For a company that fundamentally wanted creators to intimately connect with their own audience using newsletters, this is a big bet.

The app model essentially is focused on users switching from reading newsletters in the email inbox to the app – in a way, competing with the core model of newsletter, being delivered in the inbox (the most widely used app).

And importantly, Substack is trying to play the bigger content aggregation game (i.e. become your feed reader, bringing back the memories of good ol’ Google Reader), which again is a shift from the core focus.
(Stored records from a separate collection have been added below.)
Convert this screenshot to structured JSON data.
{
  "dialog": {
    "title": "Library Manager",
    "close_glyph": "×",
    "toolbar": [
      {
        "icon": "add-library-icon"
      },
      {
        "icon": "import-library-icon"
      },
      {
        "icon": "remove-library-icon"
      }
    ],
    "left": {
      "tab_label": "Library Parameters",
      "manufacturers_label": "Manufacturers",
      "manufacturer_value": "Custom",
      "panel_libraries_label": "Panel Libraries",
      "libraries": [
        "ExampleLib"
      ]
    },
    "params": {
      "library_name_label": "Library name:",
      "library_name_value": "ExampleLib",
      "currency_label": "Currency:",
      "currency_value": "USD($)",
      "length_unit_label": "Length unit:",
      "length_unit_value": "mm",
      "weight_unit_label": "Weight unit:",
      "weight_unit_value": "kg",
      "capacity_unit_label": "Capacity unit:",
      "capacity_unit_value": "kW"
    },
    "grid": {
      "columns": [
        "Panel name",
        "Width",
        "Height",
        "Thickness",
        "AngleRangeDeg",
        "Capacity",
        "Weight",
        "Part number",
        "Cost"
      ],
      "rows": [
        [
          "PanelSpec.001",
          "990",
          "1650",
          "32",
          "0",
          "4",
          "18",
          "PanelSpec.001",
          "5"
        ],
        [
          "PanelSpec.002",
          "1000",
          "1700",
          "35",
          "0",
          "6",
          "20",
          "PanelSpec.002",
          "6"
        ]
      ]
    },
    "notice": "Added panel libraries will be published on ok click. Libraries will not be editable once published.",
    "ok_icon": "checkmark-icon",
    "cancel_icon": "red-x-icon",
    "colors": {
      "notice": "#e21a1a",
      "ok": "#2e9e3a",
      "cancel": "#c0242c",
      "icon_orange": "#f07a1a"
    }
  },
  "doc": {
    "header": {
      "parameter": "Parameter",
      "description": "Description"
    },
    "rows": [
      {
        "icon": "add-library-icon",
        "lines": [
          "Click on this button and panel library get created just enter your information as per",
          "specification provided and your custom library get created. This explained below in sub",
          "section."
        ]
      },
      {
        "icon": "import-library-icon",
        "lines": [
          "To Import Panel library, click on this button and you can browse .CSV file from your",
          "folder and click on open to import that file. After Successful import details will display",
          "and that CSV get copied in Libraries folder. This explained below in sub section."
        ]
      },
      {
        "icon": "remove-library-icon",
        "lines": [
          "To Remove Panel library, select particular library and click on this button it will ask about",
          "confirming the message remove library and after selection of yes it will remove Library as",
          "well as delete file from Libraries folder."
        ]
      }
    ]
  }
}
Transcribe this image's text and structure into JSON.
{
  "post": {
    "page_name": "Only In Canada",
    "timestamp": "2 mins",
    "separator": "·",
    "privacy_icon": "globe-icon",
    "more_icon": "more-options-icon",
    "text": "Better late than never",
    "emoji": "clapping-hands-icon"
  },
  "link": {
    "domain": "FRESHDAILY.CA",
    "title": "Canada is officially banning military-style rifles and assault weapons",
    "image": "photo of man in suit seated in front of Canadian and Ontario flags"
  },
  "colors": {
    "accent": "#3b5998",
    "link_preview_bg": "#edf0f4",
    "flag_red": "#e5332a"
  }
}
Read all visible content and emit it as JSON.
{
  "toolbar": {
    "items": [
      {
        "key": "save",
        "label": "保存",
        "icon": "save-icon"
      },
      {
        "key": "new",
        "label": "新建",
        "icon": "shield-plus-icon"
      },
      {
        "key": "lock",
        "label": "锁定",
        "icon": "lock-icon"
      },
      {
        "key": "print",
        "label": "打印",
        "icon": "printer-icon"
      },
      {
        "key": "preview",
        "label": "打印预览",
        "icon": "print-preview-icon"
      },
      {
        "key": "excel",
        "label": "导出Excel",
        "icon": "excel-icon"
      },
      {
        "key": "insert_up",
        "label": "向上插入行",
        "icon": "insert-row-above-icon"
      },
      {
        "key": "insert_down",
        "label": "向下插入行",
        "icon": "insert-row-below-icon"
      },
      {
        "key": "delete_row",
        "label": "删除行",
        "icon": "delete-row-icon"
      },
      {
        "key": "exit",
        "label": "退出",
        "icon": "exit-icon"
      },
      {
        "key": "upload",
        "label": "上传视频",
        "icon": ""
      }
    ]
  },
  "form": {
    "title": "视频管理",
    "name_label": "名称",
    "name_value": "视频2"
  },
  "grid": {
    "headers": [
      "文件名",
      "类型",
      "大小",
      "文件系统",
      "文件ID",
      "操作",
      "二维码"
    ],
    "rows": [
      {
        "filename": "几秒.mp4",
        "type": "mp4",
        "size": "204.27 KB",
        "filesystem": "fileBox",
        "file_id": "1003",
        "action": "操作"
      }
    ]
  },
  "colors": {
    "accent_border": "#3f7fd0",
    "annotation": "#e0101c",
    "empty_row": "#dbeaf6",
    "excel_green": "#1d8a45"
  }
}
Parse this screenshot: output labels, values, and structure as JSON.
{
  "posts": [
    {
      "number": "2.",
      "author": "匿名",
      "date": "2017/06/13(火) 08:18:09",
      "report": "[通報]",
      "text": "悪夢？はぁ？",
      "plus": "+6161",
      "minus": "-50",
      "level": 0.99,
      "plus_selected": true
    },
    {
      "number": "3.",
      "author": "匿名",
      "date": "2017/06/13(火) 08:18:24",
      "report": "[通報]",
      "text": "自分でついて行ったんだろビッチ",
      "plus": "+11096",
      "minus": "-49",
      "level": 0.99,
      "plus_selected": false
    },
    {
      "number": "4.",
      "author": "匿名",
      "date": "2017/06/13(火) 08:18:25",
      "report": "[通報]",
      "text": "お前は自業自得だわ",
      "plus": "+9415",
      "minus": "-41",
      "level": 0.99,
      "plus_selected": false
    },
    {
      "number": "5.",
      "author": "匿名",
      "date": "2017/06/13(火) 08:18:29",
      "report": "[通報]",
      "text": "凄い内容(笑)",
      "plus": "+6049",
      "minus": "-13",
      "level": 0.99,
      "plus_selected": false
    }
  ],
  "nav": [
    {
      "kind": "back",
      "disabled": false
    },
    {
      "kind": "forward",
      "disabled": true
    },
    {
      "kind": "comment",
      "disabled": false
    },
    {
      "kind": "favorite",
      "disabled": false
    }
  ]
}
There are 2 primary reasons for Substack to do this:

Email Deliverability Vs. App

A network service is as good as its usage and here is a simple data point to give you some perspective – Substack’s email open rate stands at ~5% and this isn’t better than any other email service (this is based on several newsletters I have ran on Substack, while same newsletter when using NextBigWhat’s server stands at ~23% open rate).

For a creator, 5-7% open rate doesn’t help (anymore). Substack offers no other leverage for creators – it is just another tool now (a commodity, an email newsletter tool).

Switching to app will bump up this number (in a very big way, if everything goes as per the plan) – as you have a captive userbase that has opted in for the product and the notification.

This will make Substack a lot more meaningful for creators otherwise it is just one more option for creators (apart from the free Revue to Convertkit to Mailchimp).

What business is Substack in?

IMO, Substack is a marketplace for insights – and most insights are not being published on just Substack anymore (creator’s choice of platforms range from YouTube to Twitter threads to podcasts).

While the early strategy of paying a hefty amount to top creators to embrace Substack (for e.g. $250K to Vox’s Matt Yglesias) worked, the reality is that a content platform like this is as good as the content generated on the platform.

Post the initial buzz, Substack’s star writer base isn’t growing exponentially (anecdotally speaking) and it’s time for Substack to go after the long tail, i.e. feeds.

Having said that, content aggregation business, without any curation (and innovation in delivery format) hardly holds any value (after a certain scale) and it’d be great to see how Substack navigates through this phase.

This is the real race of finding PMF for Substack. Welcome to the fight club.